The Ministry of Finance also supports the development of Indonesia’s digital economy. According to finance minister Sri Mulyani Indrawati, technology could support her efforts to increase government tax revenue. “If all transfers go through electronic payments, you have the ability to track transactions. Imposing VAT or income tax compliance becomes easier,” she says.

Building coverage

The Ministry of Communication and IT is one of the most active in shaping Indonesia’s e-commerce landscape. One of its priorities is building national 4G and fibre optic coverage by the end of 2019, with the support of telecommunications companies. “We are successfully getting everyone involved to sit at the same table,” says Rudiantara, the minister of communication and IT. 

His ministry also wants to use national post service Pos Indonesia’s 35,000 staff to help micro, small and medium-sized enterprises (MSMEs) – which account for 60% of the country’s gross domestic product – to go digital and have easier access to market. To that end, the ministry is working with local banks and regulators to give MSMEs more access to credit. “Collateral required by banks is too expensive. It does not fit with MSMEs’ target to go digital. We proposed dropping collateral requirements to make them more affordable,” says Ms Sutjiati.

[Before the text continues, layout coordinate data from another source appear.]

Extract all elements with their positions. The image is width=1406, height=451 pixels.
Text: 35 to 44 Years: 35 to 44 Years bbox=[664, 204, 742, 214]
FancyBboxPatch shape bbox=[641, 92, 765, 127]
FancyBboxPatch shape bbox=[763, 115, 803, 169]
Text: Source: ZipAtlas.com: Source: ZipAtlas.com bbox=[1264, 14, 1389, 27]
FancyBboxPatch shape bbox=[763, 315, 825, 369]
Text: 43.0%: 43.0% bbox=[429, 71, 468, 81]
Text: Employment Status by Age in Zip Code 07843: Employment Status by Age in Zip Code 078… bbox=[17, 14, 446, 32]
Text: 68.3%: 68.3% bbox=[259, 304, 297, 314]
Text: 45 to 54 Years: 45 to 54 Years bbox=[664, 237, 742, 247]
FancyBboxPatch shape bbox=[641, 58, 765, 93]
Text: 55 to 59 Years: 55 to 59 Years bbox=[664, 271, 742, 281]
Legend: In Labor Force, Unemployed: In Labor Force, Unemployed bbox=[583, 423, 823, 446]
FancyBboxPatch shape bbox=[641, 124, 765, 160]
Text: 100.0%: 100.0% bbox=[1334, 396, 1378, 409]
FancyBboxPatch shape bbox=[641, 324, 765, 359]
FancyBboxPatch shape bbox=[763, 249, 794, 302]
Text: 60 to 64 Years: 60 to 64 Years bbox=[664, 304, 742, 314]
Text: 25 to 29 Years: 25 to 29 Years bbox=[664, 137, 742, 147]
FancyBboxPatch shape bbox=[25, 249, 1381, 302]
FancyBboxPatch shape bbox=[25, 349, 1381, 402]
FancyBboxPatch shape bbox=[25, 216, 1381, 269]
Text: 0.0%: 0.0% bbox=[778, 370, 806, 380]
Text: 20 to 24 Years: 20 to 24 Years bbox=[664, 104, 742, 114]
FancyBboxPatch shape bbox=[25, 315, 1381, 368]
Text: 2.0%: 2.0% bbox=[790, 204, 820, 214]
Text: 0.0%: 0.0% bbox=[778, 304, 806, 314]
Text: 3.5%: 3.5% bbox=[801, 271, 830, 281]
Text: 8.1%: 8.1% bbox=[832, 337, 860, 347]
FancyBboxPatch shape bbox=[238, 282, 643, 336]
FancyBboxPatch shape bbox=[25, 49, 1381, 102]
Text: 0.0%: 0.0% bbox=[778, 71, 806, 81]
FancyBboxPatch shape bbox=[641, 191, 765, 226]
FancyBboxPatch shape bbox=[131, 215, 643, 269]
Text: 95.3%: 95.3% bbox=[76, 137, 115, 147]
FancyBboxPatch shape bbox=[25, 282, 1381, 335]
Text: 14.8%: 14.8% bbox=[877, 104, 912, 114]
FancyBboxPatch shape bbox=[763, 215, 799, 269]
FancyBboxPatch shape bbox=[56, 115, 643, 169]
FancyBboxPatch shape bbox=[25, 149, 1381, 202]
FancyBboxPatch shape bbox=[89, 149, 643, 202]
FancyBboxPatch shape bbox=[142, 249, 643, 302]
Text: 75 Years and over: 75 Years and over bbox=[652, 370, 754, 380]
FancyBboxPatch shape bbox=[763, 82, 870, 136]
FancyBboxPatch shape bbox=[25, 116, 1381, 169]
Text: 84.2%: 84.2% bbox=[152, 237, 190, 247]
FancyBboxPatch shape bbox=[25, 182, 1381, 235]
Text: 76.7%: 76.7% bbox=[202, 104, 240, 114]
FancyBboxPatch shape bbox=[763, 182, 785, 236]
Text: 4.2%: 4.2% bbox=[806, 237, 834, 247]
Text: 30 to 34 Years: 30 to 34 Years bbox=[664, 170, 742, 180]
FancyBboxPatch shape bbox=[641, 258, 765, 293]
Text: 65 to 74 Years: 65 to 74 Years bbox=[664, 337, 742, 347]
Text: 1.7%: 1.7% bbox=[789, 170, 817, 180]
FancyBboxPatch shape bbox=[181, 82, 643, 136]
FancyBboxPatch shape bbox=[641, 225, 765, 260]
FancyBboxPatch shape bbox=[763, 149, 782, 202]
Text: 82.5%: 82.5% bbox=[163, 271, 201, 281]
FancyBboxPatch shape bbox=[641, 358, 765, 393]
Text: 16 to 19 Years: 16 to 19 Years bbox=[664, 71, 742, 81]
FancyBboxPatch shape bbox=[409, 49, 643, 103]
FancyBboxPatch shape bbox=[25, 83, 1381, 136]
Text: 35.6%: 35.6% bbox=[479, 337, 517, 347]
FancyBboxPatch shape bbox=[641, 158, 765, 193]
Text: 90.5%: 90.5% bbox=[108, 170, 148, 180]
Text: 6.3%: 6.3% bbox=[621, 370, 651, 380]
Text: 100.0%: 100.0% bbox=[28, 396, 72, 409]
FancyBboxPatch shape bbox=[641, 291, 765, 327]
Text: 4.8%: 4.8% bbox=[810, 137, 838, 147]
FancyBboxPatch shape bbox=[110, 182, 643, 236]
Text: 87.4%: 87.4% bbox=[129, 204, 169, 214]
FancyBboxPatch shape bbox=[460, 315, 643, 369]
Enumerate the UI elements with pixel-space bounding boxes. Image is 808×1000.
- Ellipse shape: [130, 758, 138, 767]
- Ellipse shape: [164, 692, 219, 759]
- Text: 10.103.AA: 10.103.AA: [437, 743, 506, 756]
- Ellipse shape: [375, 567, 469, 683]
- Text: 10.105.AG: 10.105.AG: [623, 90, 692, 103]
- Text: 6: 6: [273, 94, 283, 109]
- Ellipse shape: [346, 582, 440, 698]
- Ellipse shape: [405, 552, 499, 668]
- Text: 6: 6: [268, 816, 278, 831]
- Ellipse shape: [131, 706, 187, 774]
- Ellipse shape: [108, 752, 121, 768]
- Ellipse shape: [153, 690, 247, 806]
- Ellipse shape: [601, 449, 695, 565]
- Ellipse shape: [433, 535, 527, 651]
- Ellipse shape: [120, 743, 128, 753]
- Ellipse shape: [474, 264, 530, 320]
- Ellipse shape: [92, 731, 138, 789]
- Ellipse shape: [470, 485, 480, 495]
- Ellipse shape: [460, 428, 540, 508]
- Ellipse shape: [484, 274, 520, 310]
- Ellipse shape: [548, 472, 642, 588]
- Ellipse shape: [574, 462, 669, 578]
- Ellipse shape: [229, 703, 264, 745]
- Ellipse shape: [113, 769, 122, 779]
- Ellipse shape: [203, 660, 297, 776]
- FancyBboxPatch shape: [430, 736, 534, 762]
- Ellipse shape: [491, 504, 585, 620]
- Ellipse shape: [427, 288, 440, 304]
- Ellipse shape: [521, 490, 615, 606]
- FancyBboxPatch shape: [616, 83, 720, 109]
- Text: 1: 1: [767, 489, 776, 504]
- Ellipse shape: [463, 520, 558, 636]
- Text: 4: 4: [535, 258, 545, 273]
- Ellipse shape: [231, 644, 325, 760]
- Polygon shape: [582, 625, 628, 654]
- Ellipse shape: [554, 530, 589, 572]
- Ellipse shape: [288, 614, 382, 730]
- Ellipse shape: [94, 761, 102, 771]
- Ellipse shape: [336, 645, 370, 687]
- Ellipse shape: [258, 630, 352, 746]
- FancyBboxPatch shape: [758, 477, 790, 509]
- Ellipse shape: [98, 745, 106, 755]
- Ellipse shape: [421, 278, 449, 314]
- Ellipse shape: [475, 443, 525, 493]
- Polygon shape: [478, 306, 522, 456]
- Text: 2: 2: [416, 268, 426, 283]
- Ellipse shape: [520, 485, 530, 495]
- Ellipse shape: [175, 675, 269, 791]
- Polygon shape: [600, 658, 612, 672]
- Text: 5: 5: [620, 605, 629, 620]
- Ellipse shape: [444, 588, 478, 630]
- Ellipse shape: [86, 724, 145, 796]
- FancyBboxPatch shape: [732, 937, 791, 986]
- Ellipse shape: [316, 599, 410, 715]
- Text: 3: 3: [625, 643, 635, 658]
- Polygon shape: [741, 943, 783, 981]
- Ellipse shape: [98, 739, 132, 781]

For the first time in Indonesia, government, fintechs, banks and telecommunications companies are all converging towards the same goal: increasing financial inclusion through digitisation. Regulation and some incumbent players are still catching up. But if progress is sustained and more Indonesians are included in the formal economy, the potential is enormous for the fourth most populous country in the world.